J'écoute le monde et chante avec ceux qui tentent de briser ses chaînes.

Il est vrai que le sang semble nourriture "rituelle" en révolution, parce qu'un tremblement de terre voit naître des failles et s'engouffre, risque de s'engouffrer, alors le pire qui puisse se faire. L'humain, son côté sombre, n'est-il pas, hélas, souvent opportuniste, mais faut-il pour autant attendre sous le joug ? J'ai une idée de la praxis hors des chemins sanguinolents de l'Histoire, mais n'est-ce pas utopie que mes rêves anarchistes (tout aussi bien que les besoins de libertés concédant l'utilité d'une hiérachie) ?
Je relaye des informations sur mon mur (Facebook), je ne sais si mon chant accompagnant ce monde qui tremble est teinté d'enthousiasme ou d'espoir, les deux se fiancent cependant.

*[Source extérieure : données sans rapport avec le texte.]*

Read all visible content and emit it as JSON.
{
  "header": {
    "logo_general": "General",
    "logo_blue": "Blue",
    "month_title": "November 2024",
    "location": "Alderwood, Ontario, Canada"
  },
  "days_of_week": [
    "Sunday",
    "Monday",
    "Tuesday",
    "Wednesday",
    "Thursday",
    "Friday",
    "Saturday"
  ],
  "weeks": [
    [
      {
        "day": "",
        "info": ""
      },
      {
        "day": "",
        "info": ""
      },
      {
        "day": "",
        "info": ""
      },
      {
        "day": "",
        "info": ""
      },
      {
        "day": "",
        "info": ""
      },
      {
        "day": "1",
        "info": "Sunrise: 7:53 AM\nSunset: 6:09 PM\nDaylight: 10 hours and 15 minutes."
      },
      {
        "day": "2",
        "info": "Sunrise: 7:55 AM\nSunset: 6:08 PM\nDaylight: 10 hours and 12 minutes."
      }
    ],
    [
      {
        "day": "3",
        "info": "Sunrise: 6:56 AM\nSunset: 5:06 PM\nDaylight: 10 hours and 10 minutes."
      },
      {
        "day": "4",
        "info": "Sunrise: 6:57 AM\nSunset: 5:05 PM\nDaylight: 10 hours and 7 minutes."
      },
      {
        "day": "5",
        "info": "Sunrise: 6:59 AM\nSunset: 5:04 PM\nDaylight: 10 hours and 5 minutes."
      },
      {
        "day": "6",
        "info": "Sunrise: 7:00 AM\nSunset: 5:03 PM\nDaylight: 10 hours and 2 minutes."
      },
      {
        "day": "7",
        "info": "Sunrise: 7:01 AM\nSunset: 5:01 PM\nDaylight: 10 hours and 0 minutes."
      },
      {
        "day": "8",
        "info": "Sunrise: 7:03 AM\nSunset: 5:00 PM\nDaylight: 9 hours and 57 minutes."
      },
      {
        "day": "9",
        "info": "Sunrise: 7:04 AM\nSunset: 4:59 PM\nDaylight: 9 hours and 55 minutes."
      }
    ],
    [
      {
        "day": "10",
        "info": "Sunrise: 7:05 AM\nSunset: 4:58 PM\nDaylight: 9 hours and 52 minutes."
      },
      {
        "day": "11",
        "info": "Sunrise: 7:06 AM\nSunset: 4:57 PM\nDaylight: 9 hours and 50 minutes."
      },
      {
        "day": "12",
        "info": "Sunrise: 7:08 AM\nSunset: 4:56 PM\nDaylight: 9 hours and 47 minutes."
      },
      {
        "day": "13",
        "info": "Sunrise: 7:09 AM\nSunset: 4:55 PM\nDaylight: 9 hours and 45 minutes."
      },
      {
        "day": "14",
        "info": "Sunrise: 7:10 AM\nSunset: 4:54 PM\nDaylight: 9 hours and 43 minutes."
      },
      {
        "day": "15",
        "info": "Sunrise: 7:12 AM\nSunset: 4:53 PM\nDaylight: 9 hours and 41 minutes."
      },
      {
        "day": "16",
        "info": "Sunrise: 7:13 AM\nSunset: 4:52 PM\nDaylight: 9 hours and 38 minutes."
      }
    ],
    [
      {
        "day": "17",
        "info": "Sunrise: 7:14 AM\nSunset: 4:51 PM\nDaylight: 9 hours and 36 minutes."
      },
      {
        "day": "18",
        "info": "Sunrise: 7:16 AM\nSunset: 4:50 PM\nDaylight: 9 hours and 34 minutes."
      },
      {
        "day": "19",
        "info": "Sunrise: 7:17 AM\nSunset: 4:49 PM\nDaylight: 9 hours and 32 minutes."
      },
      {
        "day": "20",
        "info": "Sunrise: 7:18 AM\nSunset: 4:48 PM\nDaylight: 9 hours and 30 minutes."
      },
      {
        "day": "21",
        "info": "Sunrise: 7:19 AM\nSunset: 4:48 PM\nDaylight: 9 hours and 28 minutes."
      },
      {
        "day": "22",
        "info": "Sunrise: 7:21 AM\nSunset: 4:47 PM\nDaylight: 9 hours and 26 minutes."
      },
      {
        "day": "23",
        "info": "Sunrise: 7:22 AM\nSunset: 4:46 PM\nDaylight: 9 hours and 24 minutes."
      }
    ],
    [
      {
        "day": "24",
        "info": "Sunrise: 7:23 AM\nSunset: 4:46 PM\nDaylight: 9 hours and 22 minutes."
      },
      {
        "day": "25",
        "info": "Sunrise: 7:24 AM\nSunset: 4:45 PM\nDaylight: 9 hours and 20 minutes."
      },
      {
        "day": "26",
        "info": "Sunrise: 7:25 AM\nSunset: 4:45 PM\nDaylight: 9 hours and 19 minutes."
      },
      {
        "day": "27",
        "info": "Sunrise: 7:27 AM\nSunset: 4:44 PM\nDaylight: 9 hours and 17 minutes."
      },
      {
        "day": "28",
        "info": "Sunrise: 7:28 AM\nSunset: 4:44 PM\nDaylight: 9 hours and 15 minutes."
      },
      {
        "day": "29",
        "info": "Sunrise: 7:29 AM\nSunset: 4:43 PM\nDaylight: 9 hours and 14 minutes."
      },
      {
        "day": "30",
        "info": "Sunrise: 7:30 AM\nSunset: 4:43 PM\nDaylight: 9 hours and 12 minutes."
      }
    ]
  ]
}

Est-il possible que le monde ne fasse qu'amorcer l'ouverture d'une autre porte, LA Porte vers plus d'humanité ? Humanité est-elle en train de naître ? Par césarienne peut-être... Le sang n'a rien d'un chrême, on ne baptise pas la liberté par lui, mais le sang est toujours là, depuis toujours, hélas, encore hélas, l'homme n'a pas inventé une autre forme de combat.

Je songe à la manipulation du monde et des peuples, si quelques esprits ne contrent pas armes au poing, serait-il possible d'ancrer autre chose que l'obéissance aveugle dans les têtes à naître ? Pourquoi ceux qui savent laissent-ils faire...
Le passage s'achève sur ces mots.